- I found a wonderful list of character traits on Read-Write-Think (click here) that I highlighted. I had my student choose their character trait from the list above, or from one of the following downloads. (Additional lists: 1, 2, 3, 4, 5, 6, 7. All were downloads from Google Images.)
- I taught my students how to use tagul.com, which is a word cloud generator (see images above).
- I also taught my students how to use thesaurus.com as a way to find synonyms and antonyms for a word.
- Each student chose a word from the list (and determined its natural antonym with help from the thesaurus) and created a word cloud for it using the synonyms that were listed on thesaurus.com - They clicked on their preferred antonym and used the synonyms from that word's list for their second word cloud.

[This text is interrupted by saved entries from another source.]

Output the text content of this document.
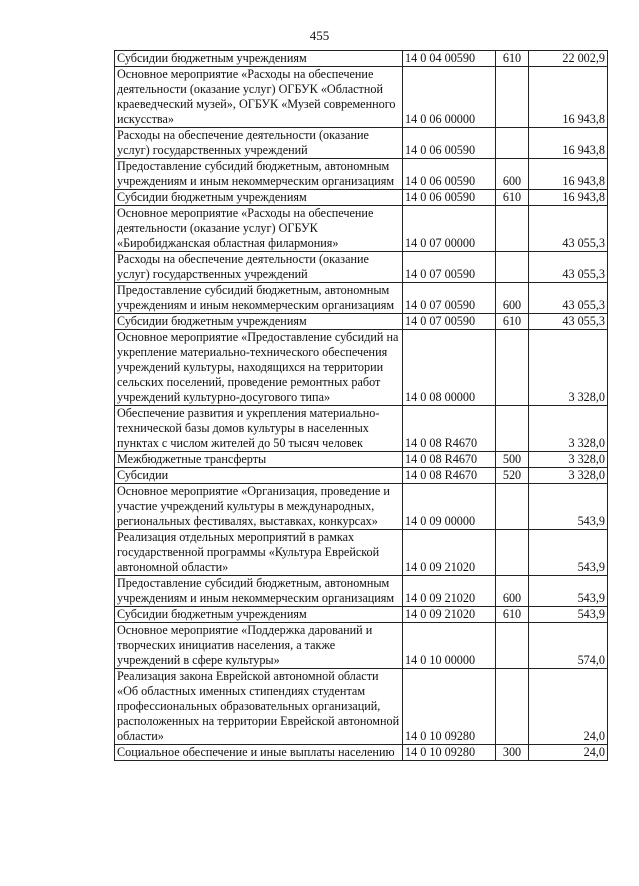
455
Субсидии бюджетным учреждениям	14 0 04 00590	610	22 002,9
Основное мероприятие «Расходы на обеспечение деятельности (оказание услуг) ОГБУК «Областной краеведческий музей», ОГБУК «Музей современного искусства»	14 0 06 00000		16 943,8
Расходы на обеспечение деятельности (оказание услуг) государственных учреждений	14 0 06 00590		16 943,8
Предоставление субсидий бюджетным, автономным учреждениям и иным некоммерческим организациям	14 0 06 00590	600	16 943,8
Субсидии бюджетным учреждениям	14 0 06 00590	610	16 943,8
Основное мероприятие «Расходы на обеспечение деятельности (оказание услуг) ОГБУК «Биробиджанская областная филармония»	14 0 07 00000		43 055,3
Расходы на обеспечение деятельности (оказание услуг) государственных учреждений	14 0 07 00590		43 055,3
Предоставление субсидий бюджетным, автономным учреждениям и иным некоммерческим организациям	14 0 07 00590	600	43 055,3
Субсидии бюджетным учреждениям	14 0 07 00590	610	43 055,3
Основное мероприятие «Предоставление субсидий на укрепление материально-технического обеспечения учреждений культуры, находящихся на территории сельских поселений, проведение ремонтных работ учреждений культурно-досугового типа»	14 0 08 00000		3 328,0
Обеспечение развития и укрепления материально-технической базы домов культуры в населенных пунктах с числом жителей до 50 тысяч человек	14 0 08 R4670		3 328,0
Межбюджетные трансферты	14 0 08 R4670	500	3 328,0
Субсидии	14 0 08 R4670	520	3 328,0
Основное мероприятие «Организация, проведение и участие учреждений культуры в международных, региональных фестивалях, выставках, конкурсах»	14 0 09 00000		543,9
Реализация отдельных мероприятий в рамках государственной программы «Культура Еврейской автономной области»	14 0 09 21020		543,9
Предоставление субсидий бюджетным, автономным учреждениям и иным некоммерческим организациям	14 0 09 21020	600	543,9
Субсидии бюджетным учреждениям	14 0 09 21020	610	543,9
Основное мероприятие «Поддержка дарований и творческих инициатив населения, а также учреждений в сфере культуры»	14 0 10 00000		574,0
Реализация закона Еврейской автономной области «Об областных именных стипендиях студентам профессиональных образовательных организаций, расположенных на территории Еврейской автономной области»	14 0 10 09280		24,0
Социальное обеспечение и иные выплаты населению	14 0 10 09280	300	24,0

- Finally, I asked that my students submit their word clouds to me via a form that I posted on our website (scroll down to the bottom of the page to see it) and post their word clouds on their ePortfolios with a reflection.
I think that this 75-minute activity was a good exercise in thinking, because I asked them to delete any words or phrases that they did not know, or did not accurately reflect the definition of the word. They also had to decide on an antonym that was as close to the opposite of the original word as they could come up with. Finally, they had to remember (or use their notes that they took) to do all of the technology pieces of the activity. By the end, my students told me that they were mentally drained, but that they enjoyed the activity. Exactly what I hoped for!!!
This kind of activity is a fresh, new way of teaching students how to use a thesaurus. It is also a vocabulary lesson where students have some input on the words they are learning. My students were engaged during the entire activity, and now have a resource to use in the coming days when we start to analyze the characters in our shared reading: Wonder, by R.J. Palacio.